Le Défendeur est Gerad molina, SPIE BATIGNOLLES MALET, France.
2. Nom de domaine et unité d’enregistrement
Le nom de domaine litigieux est enregistré auprès de Combell NV (ci-après désigné “l’Unité d’enregistrement”).
3. Rappel de la procédure
Une plainte a été déposée par Spie Batignolles auprès du Centre d’arbitrage et de médiation de l’Organisation Mondiale de la Propriété Intellectuelle (ci-après désigné le “Centre”) en date du 8 décembre 2023. En date du 8 décembre 2023, le Centre a adressé une requête à l’Unité d’enregistrement aux fins de vérification des éléments du litige, tels que communiqués par le Requérant. Le 11 décembre 2023, l’Unité d’enregistrement a transmis sa vérification au Centre révélant l’identité du titulaire du nom de domaine litigieux et ses coordonnées, différentes du nom du Défendeur et des coordonnées désignés dans la plainte (Redacted for Privacy). Le 14 décembre 2023, le Centre a envoyé un courrier électronique au Requérant avec les données relatives au titulaire du nom de domaine litigieux telles que communiquées par l’Unité d’enregistrement et invitant le Requérant à soumettre une plainte amendée. Le Requérant a déposé une plainte amendée le 18 décembre 2023.

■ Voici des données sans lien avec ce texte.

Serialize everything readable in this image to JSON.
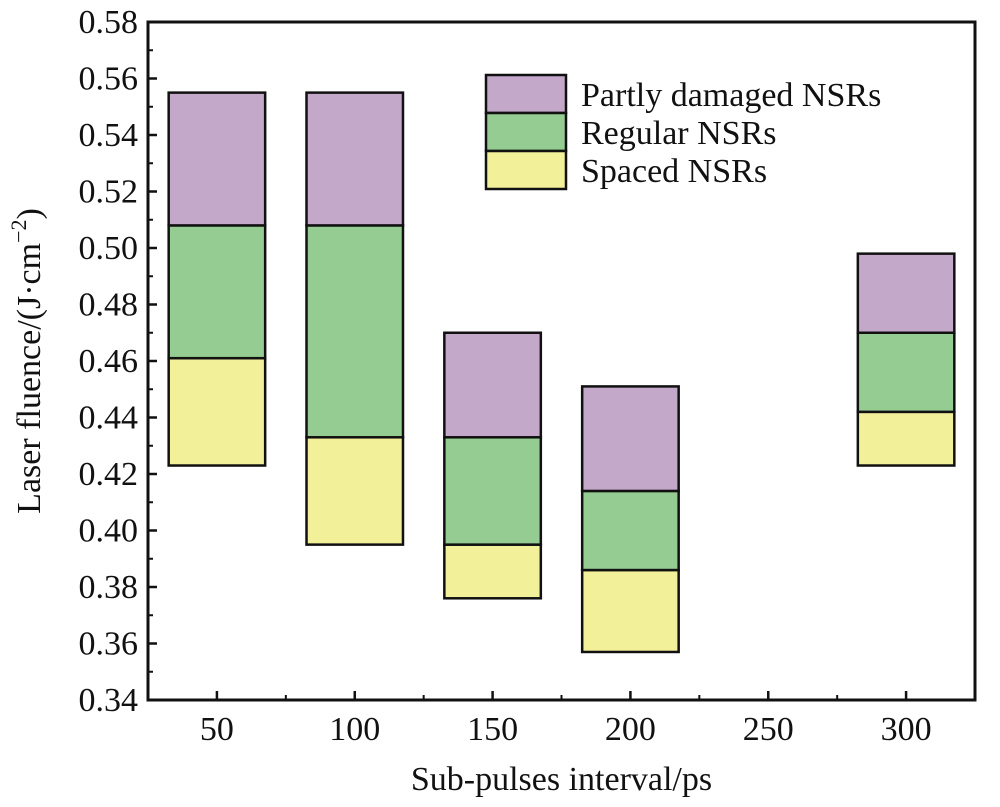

Le 14 décembre 2023, le Centre a également informé les Parties, en anglais et en français, que la langue du contrat d’enregistrement du nom de domaine litigieux était l’anglais. Le 15 décembre 2023, le Requérant a demandé que le français soit la langue de la procédure. Le Défendeur n’a pas commenté la demande du Requérant.

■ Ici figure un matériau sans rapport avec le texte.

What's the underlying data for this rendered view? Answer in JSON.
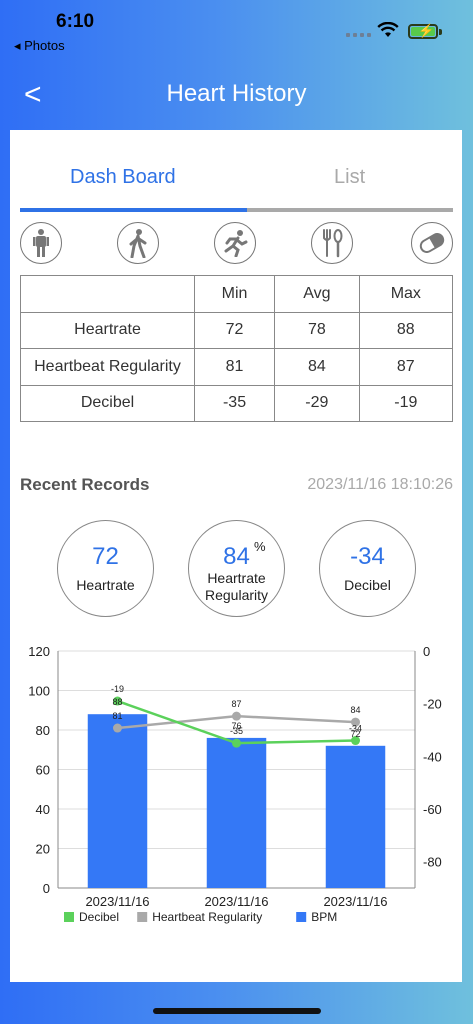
{
  "status_bar": {
    "time": "6:10",
    "back_app": "◂ Photos"
  },
  "nav": {
    "back_symbol": "<",
    "title": "Heart History"
  },
  "tabs": {
    "dashboard": "Dash Board",
    "list": "List"
  },
  "activity_icons": [
    "standing-icon",
    "walking-icon",
    "running-icon",
    "dining-icon",
    "medicine-icon"
  ],
  "stats_table": {
    "headers": [
      "",
      "Min",
      "Avg",
      "Max"
    ],
    "rows": [
      {
        "label": "Heartrate",
        "min": "72",
        "avg": "78",
        "max": "88"
      },
      {
        "label": "Heartbeat Regularity",
        "min": "81",
        "avg": "84",
        "max": "87"
      },
      {
        "label": "Decibel",
        "min": "-35",
        "avg": "-29",
        "max": "-19"
      }
    ]
  },
  "recent": {
    "title": "Recent Records",
    "timestamp": "2023/11/16 18:10:26",
    "heartrate": {
      "value": "72",
      "label": "Heartrate"
    },
    "regularity": {
      "value": "84",
      "unit": "%",
      "label_line1": "Heartrate",
      "label_line2": "Regularity"
    },
    "decibel": {
      "value": "-34",
      "label": "Decibel"
    }
  },
  "colors": {
    "accent": "#2f72e6",
    "decibel": "#5bd15b",
    "regularity": "#a9a9a9",
    "bpm": "#3478f6"
  },
  "chart_data": {
    "type": "bar",
    "categories": [
      "2023/11/16",
      "2023/11/16",
      "2023/11/16"
    ],
    "series": [
      {
        "name": "BPM",
        "type": "bar",
        "axis": "left",
        "values": [
          88,
          76,
          72
        ],
        "labels": [
          "88",
          "76",
          "72"
        ]
      },
      {
        "name": "Heartbeat Regularity",
        "type": "line",
        "axis": "left",
        "values": [
          81,
          87,
          84
        ],
        "labels": [
          "81",
          "87",
          "84"
        ]
      },
      {
        "name": "Decibel",
        "type": "line",
        "axis": "right",
        "values": [
          -19,
          -35,
          -34
        ],
        "labels": [
          "-19",
          "-35",
          "-34"
        ]
      }
    ],
    "ylim_left": [
      0,
      120
    ],
    "yticks_left": [
      "0",
      "20",
      "40",
      "60",
      "80",
      "100",
      "120"
    ],
    "ylim_right": [
      -90,
      0
    ],
    "yticks_right": [
      "0",
      "-20",
      "-40",
      "-60",
      "-80"
    ],
    "legend": [
      "Decibel",
      "Heartbeat Regularity",
      "BPM"
    ],
    "legend_position": "bottom-left",
    "grid": "horizontal"
  }
}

Le Centre a vérifié que la plainte et la plainte amendée répondent bien aux Principes directeurs régissant le Règlement uniforme des litiges relatifs aux noms de domaine (ci-après dénommés “Principes directeurs”), aux Règles d’application des Principes directeurs (ci-après dénommées les “Règles d’application”), et aux Règles supplémentaires de l’OMPI (ci-après dénommées les “Règles supplémentaires”) pour l’application des Principes directeurs précités.
page 2
Conformément aux paragraphes 2 et 4 des Règles d’application, le 10 janvier 2024, une notification de la plainte valant ouverture de la présente procédure administrative, a été adressée au Défendeur en anglais et en français. Conformément au paragraphe 5 des Règles d’application, le dernier délai pour faire parvenir une réponse était le 30 janvier 2024. Le Défendeur n’a fait parvenir aucune réponse. En date du 31 janvier 2024, le Centre notifiait le défaut du Défendeur.

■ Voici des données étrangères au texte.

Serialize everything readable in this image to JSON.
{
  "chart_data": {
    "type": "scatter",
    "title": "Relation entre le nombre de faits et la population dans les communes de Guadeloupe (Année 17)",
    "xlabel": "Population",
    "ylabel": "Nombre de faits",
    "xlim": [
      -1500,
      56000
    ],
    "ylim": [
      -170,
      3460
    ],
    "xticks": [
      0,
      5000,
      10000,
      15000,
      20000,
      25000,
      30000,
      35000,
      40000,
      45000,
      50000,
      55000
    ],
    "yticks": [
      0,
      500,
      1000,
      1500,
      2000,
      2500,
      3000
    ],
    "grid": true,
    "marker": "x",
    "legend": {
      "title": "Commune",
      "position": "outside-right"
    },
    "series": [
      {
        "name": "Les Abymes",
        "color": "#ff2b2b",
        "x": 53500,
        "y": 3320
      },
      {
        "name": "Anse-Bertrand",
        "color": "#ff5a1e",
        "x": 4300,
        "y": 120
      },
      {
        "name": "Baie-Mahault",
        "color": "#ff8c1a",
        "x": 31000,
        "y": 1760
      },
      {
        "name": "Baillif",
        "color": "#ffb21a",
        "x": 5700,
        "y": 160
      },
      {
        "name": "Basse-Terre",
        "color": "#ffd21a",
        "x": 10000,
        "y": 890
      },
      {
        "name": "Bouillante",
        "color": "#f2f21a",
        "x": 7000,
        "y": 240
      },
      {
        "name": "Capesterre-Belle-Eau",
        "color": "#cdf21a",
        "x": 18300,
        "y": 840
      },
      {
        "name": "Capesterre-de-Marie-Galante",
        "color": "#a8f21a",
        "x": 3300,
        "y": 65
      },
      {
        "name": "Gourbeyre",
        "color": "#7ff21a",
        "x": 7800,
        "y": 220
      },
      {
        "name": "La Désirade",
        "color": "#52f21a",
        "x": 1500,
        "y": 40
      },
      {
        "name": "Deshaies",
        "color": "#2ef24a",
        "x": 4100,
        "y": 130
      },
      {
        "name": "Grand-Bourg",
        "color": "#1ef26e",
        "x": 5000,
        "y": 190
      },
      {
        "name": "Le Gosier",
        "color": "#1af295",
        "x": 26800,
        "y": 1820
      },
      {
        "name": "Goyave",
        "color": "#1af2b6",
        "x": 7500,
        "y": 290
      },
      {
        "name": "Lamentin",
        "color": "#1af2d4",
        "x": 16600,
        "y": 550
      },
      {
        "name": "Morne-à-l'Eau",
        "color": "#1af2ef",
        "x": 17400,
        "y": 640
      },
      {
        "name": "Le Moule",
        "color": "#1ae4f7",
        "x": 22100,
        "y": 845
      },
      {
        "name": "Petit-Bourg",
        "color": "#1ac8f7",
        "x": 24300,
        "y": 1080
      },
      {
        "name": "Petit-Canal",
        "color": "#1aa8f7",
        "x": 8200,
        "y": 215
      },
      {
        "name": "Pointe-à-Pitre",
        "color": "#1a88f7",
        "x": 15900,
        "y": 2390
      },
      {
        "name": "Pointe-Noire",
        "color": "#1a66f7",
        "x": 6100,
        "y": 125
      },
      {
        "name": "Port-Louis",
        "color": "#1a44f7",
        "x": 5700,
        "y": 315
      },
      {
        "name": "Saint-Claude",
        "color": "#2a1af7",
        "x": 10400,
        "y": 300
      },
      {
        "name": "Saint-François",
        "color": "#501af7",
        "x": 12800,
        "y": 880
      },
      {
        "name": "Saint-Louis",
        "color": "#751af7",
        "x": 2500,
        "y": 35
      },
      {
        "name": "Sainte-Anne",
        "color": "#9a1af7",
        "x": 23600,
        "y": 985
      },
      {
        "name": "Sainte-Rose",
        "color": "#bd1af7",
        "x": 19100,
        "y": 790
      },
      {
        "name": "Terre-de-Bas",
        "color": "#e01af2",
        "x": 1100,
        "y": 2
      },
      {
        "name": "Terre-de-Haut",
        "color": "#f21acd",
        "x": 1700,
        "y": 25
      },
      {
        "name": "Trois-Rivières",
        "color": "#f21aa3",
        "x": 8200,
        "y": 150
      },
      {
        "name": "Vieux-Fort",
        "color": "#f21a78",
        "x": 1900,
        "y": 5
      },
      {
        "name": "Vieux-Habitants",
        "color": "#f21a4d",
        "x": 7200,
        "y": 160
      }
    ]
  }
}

En date du 7 février 2024, le Centre nommait Louis-Bernard Buchman comme expert dans le présent litige. La Commission administrative constate qu’elle a été constituée conformément aux Principes directeurs et aux Règles d’application. La Commission administrative a adressé au Centre une déclaration d’acceptation et une déclaration d’impartialité et d’indépendance, conformément au paragraphe 7 des Règles d’application.
4. Les faits
Le Requérant est une société française active dans le domaine de la construction et des grands travaux d’infrastructures et intervenant sur l’ensemble des métiers du bâtiment et des travaux publics. Le Requérant réalise un chiffre d’affaires de 2,3 milliards d’euros et emploie 8.000 collaborateurs.
Le Requérant est titulaire de plusieurs marques comportant la dénomination SPIE BATIGNOLLES, dont la marque française n° 1494661 enregistrée le 19 octobre 1988, la marque internationale n° 535026 enregistrée le 17 février 1989, et la marque de l’Union européenne n° 003540226 enregistrée le 5 décembre 2006 (ci-après ensemble désignées : “la Marque”).
Le Requérant détient également de nombreux noms de domaine, dont , enregistré le 27 avril 2009, et , enregistré le 11 octobre 2021.
Le nom de domaine litigieux a été enregistré le 1er décembre 2023.
A la date de la présente décision, le nom de domaine litigieux renvoie à une page parking de l’Unité d’enregistrement. Au moment du dépôt de la plainte, le nom de domaine litigieux renvoyait également à une page de parking et le Requérant produit également des preuves que le nom de domaine litigieux a aussi été utilisé pour l’envoi d’e-mails frauduleux.
5. Argumentation des parties
A. Requérant
(i) Le Requérant dispose d’un droit sur la Marque.
(ii) Le nom de domaine litigieux contient la Marque.
(iii) Le nom de domaine litigieux porte atteinte aux droits dont est titulaire le Requérant, en ce qu’il reproduit la Marque, et est susceptible de créer un risque de confusion dans l’esprit des Internautes en laissant croire qu’il est lié au Requérant.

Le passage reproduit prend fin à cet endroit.